Health officials disclosed today that efforts are underway to pinpoint quarantine centres as Bermuda prepares for the worst-case scenario under the global outbreak of the deadly COVID-19 virus.
Speaking at a news conference held this morning (March 4), Chief Medical Officer Dr Cheryl Peek-Ball said there were “conceivable situations” that could require a quarantine to deal with this virus.
“That’s what we are working on the logistics of now.”
Dr Peek-Ball noted that “several facilities” were being considered as quarantine centres.
But she stopped short of saying what they were or where they were.
“Those are matters that are under discussion right now,” said Dr Peek-Ball.
“So I’m not able to give the details of that. That’s part of the information that’s being presented to the minister and Cabinet.”
Steve Cosham, the National Disaster Coordinator, said there were no “turnkey” buildings on the island that could be pressed into service if needed.
But he said the ten most suitable Government-owned owned buildings “in varying states of repair” had been identified and were being assessed for what work needed to be done.
“We’ve looked at ones which are almost ready to go, but they will take budget and they will take time to get up and running.”
The biggest facility has roughly 20 rooms, he added.
Health Minister Kim Wilson said she had been assured by the Premier, David Burt and the Minister of Finance, Curtis Dickinson that money would be made available to combat this deadly virus.
Meanwhile, a handful of people presently in Bermuda were being monitored for COVID-19.
Dr Peek-Ball said “roughly 95 individuals” who had arrived in Bermuda by air had been monitored.
“Approximately 29, as I recall, required active monitoring,” she said.
“At this time, the number is something like four or five people who are still under active monitoring.
“That process expires after 14 days, so people are constantly getting on the list of monitoring and constantly falling off.”
She also stressed that all quarantine conditions in Bermuda at this stage, were self-qurantining.
Mr Cosham said that he had made recommendations to the Government about possible travel restrictions and that Cabinet would decide what, if any, measures would be adopted.
“Practical considerations” were a major factor on whether mandatory quarantines could be introduced, she added.
“Home quarantine has been shown to be quite adequate worldwide, and quite practical, as opposed to putting people in special facilities.”
According to Michael Richmond, the Chief of Staff at the Bermuda Hospitals Board, there were nine beds in the hospital’s adult Intensive Care Unit, all of which had ventilators, as did the hospital’s operating theatres and the Emergency Department, and four extra ventilators were also available.
“Currently we have more capacity than has been required, but in terms of how do we escalate that going forward, it’s not just about kit — it’s around personnel as well,” he said.
The hospital currently had a “ready supply” of protective equipment for staff and the Lamb Foggo Urgent Care Centre in St David’s “would be used appropriately” if needed, he added.
Dr Peek-Ball added: “I think the situation of monumental proportions, biblical proportions, is one that we are making the decision to spend less of our time on than the more likely scenario of large numbers of people simply being unwell in their homes.”
She noted that the Government expected that Covid-19 would hit Bermuda and that the scenario would likely to be similar to when H1N1, a strain the influenza A virus, arrived in 2011.
“There are individuals who are unwell and need the care of their family physicians.
“There are individuals who get sicker than that and need hospital care. And, on rare occasions, individuals die. There is the possibility of death,” she said.
“It’s for that reason that we stress that it’s important for us as a general population, to right now, aim to be as healthy as we possibly can.”
People with chronic medical conditions and people older than 60 were at higher risk of illness, she added.
The Minister noted that travellers to Bermuda would underdo a “travel risk assessment and could have their health monitored and movement on island restricted for up to 14 days”.
“We are in the process of finalising travel forms for arriving passengers requesting specific travel details such as where you’ve travelled and when,” she said.
“An incomplete disclosure of travel history could lead to a potential health risk for our community and therefore we want to appeal to every traveller to please be truthful.”
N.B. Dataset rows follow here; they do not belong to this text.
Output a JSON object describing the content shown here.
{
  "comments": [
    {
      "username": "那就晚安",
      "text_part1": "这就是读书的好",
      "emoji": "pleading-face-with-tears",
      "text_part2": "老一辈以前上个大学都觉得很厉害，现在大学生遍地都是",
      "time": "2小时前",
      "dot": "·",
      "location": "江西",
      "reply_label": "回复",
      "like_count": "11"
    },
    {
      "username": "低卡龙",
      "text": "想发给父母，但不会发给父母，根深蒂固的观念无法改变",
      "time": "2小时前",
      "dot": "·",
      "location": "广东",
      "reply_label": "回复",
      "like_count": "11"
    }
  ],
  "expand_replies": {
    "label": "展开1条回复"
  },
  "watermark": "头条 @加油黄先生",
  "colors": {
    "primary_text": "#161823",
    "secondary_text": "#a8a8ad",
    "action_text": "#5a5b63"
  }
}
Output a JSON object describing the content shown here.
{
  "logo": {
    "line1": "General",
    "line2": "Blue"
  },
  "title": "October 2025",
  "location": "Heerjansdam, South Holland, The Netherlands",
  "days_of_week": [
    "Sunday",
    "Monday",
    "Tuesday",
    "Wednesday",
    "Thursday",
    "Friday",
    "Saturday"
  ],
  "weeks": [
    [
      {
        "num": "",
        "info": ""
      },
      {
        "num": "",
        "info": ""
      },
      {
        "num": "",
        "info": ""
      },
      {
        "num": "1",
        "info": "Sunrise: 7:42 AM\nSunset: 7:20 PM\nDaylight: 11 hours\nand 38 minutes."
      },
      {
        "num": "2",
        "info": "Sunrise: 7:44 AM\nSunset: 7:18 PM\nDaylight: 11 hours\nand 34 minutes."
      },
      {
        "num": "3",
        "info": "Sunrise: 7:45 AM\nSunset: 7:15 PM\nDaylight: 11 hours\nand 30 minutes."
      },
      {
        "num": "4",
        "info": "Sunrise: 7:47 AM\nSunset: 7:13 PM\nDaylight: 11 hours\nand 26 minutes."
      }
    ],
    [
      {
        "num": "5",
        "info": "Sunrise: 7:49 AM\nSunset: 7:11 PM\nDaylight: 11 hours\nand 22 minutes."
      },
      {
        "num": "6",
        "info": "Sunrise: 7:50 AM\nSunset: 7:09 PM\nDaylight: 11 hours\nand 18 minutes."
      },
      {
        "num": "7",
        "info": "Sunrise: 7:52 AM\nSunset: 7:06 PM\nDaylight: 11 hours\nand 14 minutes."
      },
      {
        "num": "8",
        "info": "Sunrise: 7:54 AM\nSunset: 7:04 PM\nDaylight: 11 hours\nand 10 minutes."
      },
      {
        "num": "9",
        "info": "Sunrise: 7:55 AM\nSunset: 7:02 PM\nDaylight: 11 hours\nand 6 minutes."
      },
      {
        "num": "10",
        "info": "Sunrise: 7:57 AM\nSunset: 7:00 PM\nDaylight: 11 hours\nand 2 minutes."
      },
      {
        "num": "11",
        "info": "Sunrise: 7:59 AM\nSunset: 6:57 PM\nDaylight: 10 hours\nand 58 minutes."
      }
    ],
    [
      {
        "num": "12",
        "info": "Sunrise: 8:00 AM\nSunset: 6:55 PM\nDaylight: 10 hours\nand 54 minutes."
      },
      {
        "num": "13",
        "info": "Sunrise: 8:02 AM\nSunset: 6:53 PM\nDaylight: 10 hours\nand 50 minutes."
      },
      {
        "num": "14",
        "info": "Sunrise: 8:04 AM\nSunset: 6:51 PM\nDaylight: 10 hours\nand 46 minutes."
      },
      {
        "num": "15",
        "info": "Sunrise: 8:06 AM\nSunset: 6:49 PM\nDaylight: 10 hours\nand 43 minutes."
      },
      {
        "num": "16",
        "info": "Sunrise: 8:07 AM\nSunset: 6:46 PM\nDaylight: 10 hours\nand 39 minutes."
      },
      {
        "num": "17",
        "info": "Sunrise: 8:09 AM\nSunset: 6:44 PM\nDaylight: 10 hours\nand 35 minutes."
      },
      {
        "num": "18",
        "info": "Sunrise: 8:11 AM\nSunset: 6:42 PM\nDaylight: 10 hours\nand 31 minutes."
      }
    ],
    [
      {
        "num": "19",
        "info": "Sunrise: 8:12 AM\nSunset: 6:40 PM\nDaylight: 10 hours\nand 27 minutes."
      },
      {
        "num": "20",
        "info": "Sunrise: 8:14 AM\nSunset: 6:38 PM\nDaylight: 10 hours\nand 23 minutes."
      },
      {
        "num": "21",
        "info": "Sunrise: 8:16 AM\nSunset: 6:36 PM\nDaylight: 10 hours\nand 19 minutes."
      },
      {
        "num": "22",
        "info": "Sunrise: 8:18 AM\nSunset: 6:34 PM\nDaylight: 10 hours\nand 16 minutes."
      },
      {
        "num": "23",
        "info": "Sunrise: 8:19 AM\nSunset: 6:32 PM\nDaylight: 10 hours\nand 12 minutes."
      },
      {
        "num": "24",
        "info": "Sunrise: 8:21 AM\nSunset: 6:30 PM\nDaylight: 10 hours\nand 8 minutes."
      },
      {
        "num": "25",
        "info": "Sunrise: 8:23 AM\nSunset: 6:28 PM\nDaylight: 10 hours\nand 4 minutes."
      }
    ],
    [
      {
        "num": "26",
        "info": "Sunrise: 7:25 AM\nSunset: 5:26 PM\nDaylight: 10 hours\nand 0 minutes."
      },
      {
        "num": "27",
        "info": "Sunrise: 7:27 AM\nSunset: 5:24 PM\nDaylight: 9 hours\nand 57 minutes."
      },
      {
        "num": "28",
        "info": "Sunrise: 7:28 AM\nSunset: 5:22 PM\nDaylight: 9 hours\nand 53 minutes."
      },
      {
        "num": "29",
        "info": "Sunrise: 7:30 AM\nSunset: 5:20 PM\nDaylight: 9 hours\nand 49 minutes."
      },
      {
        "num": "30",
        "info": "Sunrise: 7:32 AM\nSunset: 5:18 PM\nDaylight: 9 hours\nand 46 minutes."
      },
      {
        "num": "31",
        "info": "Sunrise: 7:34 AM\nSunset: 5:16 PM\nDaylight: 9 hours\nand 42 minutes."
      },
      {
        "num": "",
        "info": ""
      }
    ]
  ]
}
Three tests for COVID-19 were performed – all with negative results.
“We are exploring additional testing options through Public Health England and the World Health Organisation and can give full assurance that Government will obtain the necessary equipment as it is available so that tests can be done locally.”
With regards to the hospital, the Minister said the Bermuda Hospitals Board “has escalation plans in place .. to cope with an influx of patients in the event of a pandemic”.
“There are actions that can be taken to increase capacity, such as postponing elective surgeries, discharging stable patients, and using additional beds in other areas,” she added.
But she said: “Experience to date” suggested that about 80 per cent of people who contracted Covid-19 would have “mild to no symptoms and will not need hospital care at all.”